MVP is one of the most misused terms in startup culture. Some people think it's a wireframe. Others think it's a demo. This guide clarifies what an MVP actually is and why it matters.
The Definition That Actually Works
MVP = Minimum Viable Product = the smallest working product that tests your core hypothesis and gets feedback from real users. Key phrase: "working product." Not a demo, not a pitch deck, not a Figma mockup. Something users can actually use and give feedback on. Key phrase: "core hypothesis." Your assumption is: "Founders will pay for a tool that..." Your MVP tests that. Everything else is secondary. Key phrase: "real users." Not your friends. Not people who are being paid to test it. Actual potential customers who found your product organically. Example: You think "Developers will pay $100/month for a tool that automatically optimizes their database queries." Your MVP: A web app where developers paste their slow SQL, click "optimize," and see suggestions. No login, no payment, no UI polish. Just the core insight: Can we give good optimization suggestions? If developers use it and love the suggestions, you've validated the core. If they ignore it, you've learned to pivot before spending 6 months building.
The Three Things Your MVP Must Have
First: One core feature. Not 10 features. One. The one thing you're betting on. Second: Real users trying it. 50+ people, minimum. Ideally strangers who found your product without your arm-twisting. If you have to beg your mom to use it, that's a signal your positioning is weak. Third: Measurable feedback. Did they use it? How often? What did they ask about? What features were missing? You need data, not "it's cool." Set up Mixpanel or Posthog (free tier). Track usage. What do users actually do vs. what you expected? Without these three, you don't have an MVP. You have a prototype or a proof-of-concept. Prototypes are internal learning tools. MVPs are external learning tools.
What an MVP Is NOT
MVP is not: A beautiful product. Your MVP can be gray buttons and no animations. If it converts, it works. MVP is not: A complete product. It has 3–5 features, not 50. You'll add more after learning from users. MVP is not: A sellable product (usually). Some MVPs monetize from day one. Most don't. Your goal is learning, not revenue. If you charge, be transparent: "This is beta." Charge a low price or make it free. MVP is not: Your final product. You'll rewrite it. The codebase is throw-away code. Don't optimize prematurely. Ship fast, learn, then rebuild better. MVP is not: A marketing stunt. "We launched on Product Hunt" is nice, but it's not validation. Validation is: Users came back. Users asked about pricing. Users invited their friends.

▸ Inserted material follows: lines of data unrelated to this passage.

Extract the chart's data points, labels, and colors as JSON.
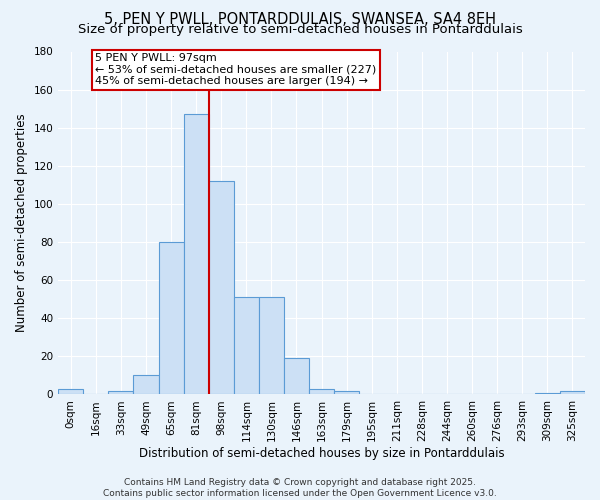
{
  "title1": "5, PEN Y PWLL, PONTARDDULAIS, SWANSEA, SA4 8EH",
  "title2": "Size of property relative to semi-detached houses in Pontarddulais",
  "xlabel": "Distribution of semi-detached houses by size in Pontarddulais",
  "ylabel": "Number of semi-detached properties",
  "bin_labels": [
    "0sqm",
    "16sqm",
    "33sqm",
    "49sqm",
    "65sqm",
    "81sqm",
    "98sqm",
    "114sqm",
    "130sqm",
    "146sqm",
    "163sqm",
    "179sqm",
    "195sqm",
    "211sqm",
    "228sqm",
    "244sqm",
    "260sqm",
    "276sqm",
    "293sqm",
    "309sqm",
    "325sqm"
  ],
  "bar_values": [
    3,
    0,
    2,
    10,
    80,
    147,
    112,
    51,
    51,
    19,
    3,
    2,
    0,
    0,
    0,
    0,
    0,
    0,
    0,
    1,
    2
  ],
  "bar_color": "#cce0f5",
  "bar_edge_color": "#5b9bd5",
  "property_label": "5 PEN Y PWLL: 97sqm",
  "annotation_line1": "← 53% of semi-detached houses are smaller (227)",
  "annotation_line2": "45% of semi-detached houses are larger (194) →",
  "vline_color": "#cc0000",
  "vline_x": 5.5,
  "annotation_box_facecolor": "#ffffff",
  "annotation_box_edgecolor": "#cc0000",
  "ylim": [
    0,
    180
  ],
  "yticks": [
    0,
    20,
    40,
    60,
    80,
    100,
    120,
    140,
    160,
    180
  ],
  "footer1": "Contains HM Land Registry data © Crown copyright and database right 2025.",
  "footer2": "Contains public sector information licensed under the Open Government Licence v3.0.",
  "bg_color": "#eaf3fb",
  "grid_color": "#ffffff",
  "title_fontsize": 10.5,
  "subtitle_fontsize": 9.5,
  "axis_label_fontsize": 8.5,
  "tick_fontsize": 7.5,
  "footer_fontsize": 6.5,
  "annotation_fontsize": 8
}
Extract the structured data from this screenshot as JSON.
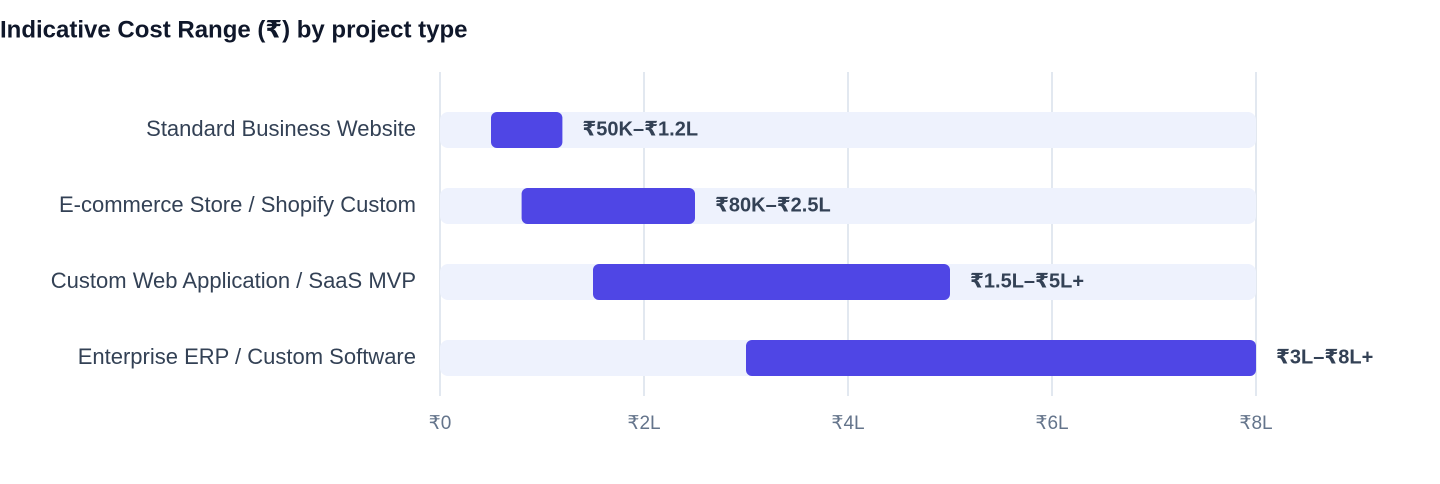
{
  "chart_data": {
    "type": "range_bar",
    "title": "Indicative Cost Range (₹) by project type",
    "categories": [
      "Standard Business Website",
      "E-commerce Store / Shopify Custom",
      "Custom Web Application / SaaS MVP",
      "Enterprise ERP / Custom Software"
    ],
    "low": [
      0.5,
      0.8,
      1.5,
      3
    ],
    "high": [
      1.2,
      2.5,
      5,
      8
    ],
    "value_labels": [
      "₹50K–₹1.2L",
      "₹80K–₹2.5L",
      "₹1.5L–₹5L+",
      "₹3L–₹8L+"
    ],
    "color": "#4f46e5",
    "xlim": [
      0,
      8
    ],
    "xticks": [
      {
        "value": 0,
        "label": "₹0"
      },
      {
        "value": 2,
        "label": "₹2L"
      },
      {
        "value": 4,
        "label": "₹4L"
      },
      {
        "value": 6,
        "label": "₹6L"
      },
      {
        "value": 8,
        "label": "₹8L"
      }
    ],
    "grid": true
  }
}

The Cost of Waiting vs. Shipping
Scenario A: You spend 6 months building the "perfect" product before launching. You spend $80K and ship with 50 features. You get 100 signups, but only 5 stick around. You wasted $80K and 6 months learning what users actually want. Scenario B: You spend 4 weeks and $15K building an MVP with 3 features. You ship to 100 beta users. 20 stick around. You learn that users want feature X (which wasn't in your original plan) and don't care about features Y and Z. You pivot, build feature X in week 5, and 40 users stick around. You've validated the core in 5 weeks. Scenario B is 10x smarter because you're learning from users, not your imagination. Most founder failure is self-inflicted: You build in stealth for 6 months, launch with a flourish, and discover users don't care. The MVP prevents this.
How to Know Your MVP Is Done
Your MVP is done when: Users can accomplish the core action (sign up, create something, see a result). You can show it to strangers without explaining 10 minutes of context. You've gotten feedback from 50+ users. You're learning the same feedback twice (diminishing returns). Your MVP is NOT done when: The database schema is perfect. The code is beautiful. The UI is polished. The marketing site is complete. These are nice-to-haves after validation. Releasing a half-finished MVP beats a perfect product that never ships. Ship early and often.
From MVP to Product
Once you've validated the core (users want it, will pay for it), you enter the product phase. Now you: Build more features based on user feedback. Scale the infrastructure. Hire a team. Create a go-to-market strategy. This is different from MVP. You're building for scale, not learning. But it all starts with MVP. If you skip MVP and jump to "product," you'll build what you think users want, not what they actually want.